Blessing wies darauf hin, dass die anfängliche Investoreneuphorie nach der Ankündigung des großen Investitionspakets der Koalitionsregierung deutlich nachgelassen habe. Öffentliche Mittel allein reichten nicht aus, betonte er, und forderte eine intensivere öffentlich-private Zusammenarbeit, um Fortschritte zu erzielen.
Er nahm auch Stellung zu den Sorgen in der Pharmabranche. Mehrere Unternehmen hätten ihre Investitionen in Deutschland zurückgefahren, was Blessing dazu veranlasste, bessere Rahmenbedingungen für Forschung und lokale Produktion vorzuschlagen. Dies sei seiner Meinung nach entscheidend, um die Führungsrolle Deutschlands in der pharmazeutischen Innovation zu sichern.
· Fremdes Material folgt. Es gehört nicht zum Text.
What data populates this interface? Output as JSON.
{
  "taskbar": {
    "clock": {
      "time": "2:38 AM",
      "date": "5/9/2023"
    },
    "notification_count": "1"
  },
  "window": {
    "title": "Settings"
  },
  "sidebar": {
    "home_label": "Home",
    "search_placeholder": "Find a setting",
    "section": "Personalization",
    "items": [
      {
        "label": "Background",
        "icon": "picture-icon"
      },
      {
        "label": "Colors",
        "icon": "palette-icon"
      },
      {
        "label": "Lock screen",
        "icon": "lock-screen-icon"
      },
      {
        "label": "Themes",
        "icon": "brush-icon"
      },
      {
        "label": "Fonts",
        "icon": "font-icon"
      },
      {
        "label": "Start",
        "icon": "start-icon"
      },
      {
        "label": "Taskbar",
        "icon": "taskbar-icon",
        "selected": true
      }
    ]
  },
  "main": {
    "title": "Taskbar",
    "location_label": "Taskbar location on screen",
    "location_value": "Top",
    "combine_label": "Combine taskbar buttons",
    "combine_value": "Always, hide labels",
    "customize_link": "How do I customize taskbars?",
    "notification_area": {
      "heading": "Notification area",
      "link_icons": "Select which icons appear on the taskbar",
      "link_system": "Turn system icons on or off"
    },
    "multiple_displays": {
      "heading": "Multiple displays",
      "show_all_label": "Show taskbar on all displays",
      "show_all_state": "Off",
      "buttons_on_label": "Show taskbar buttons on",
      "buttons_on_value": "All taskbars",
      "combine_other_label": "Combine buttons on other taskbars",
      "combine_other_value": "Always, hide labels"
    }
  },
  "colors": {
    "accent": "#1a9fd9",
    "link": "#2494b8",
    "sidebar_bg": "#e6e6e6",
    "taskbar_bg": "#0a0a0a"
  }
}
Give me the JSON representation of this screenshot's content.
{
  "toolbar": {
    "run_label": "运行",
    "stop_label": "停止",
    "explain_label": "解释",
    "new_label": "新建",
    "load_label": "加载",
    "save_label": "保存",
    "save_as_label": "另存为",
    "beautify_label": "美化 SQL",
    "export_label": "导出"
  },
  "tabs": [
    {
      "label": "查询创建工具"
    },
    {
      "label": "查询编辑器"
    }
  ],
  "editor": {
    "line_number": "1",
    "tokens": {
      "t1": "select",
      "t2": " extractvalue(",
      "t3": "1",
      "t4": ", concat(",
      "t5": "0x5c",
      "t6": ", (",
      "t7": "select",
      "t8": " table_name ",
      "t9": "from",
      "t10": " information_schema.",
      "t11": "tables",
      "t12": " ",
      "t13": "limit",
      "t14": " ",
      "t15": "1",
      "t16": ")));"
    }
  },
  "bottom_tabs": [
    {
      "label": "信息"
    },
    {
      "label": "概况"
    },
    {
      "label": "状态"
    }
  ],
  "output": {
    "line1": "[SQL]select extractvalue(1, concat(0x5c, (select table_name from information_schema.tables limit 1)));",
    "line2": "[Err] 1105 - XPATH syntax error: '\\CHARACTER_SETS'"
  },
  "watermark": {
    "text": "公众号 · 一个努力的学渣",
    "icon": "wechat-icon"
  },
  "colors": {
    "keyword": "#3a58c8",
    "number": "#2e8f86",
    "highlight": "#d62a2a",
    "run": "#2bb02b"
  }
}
Bei den weiteren Wirtschaftsreformen unterstrich Blessing die Bedeutung von Änderungen im Rentenbereich. Die Rentenreform bezeichnete er als entscheidenden Prüfstein für Deutschlands Fähigkeit, Kapital anzuziehen und wettbewerbsfähig zu bleiben.
Blessings Vorschläge zielen darauf ab, das Vertrauen der Investoren zu stärken und die wirtschaftliche Position Deutschlands zu festigen. Seine Empfehlungen konzentrieren sich auf bessere Anreize für private Investitionen und gezielte Reformen in Schlüsselsektoren. Die Regierung steht nun unter Druck, ihre Politik entsprechend anzupassen.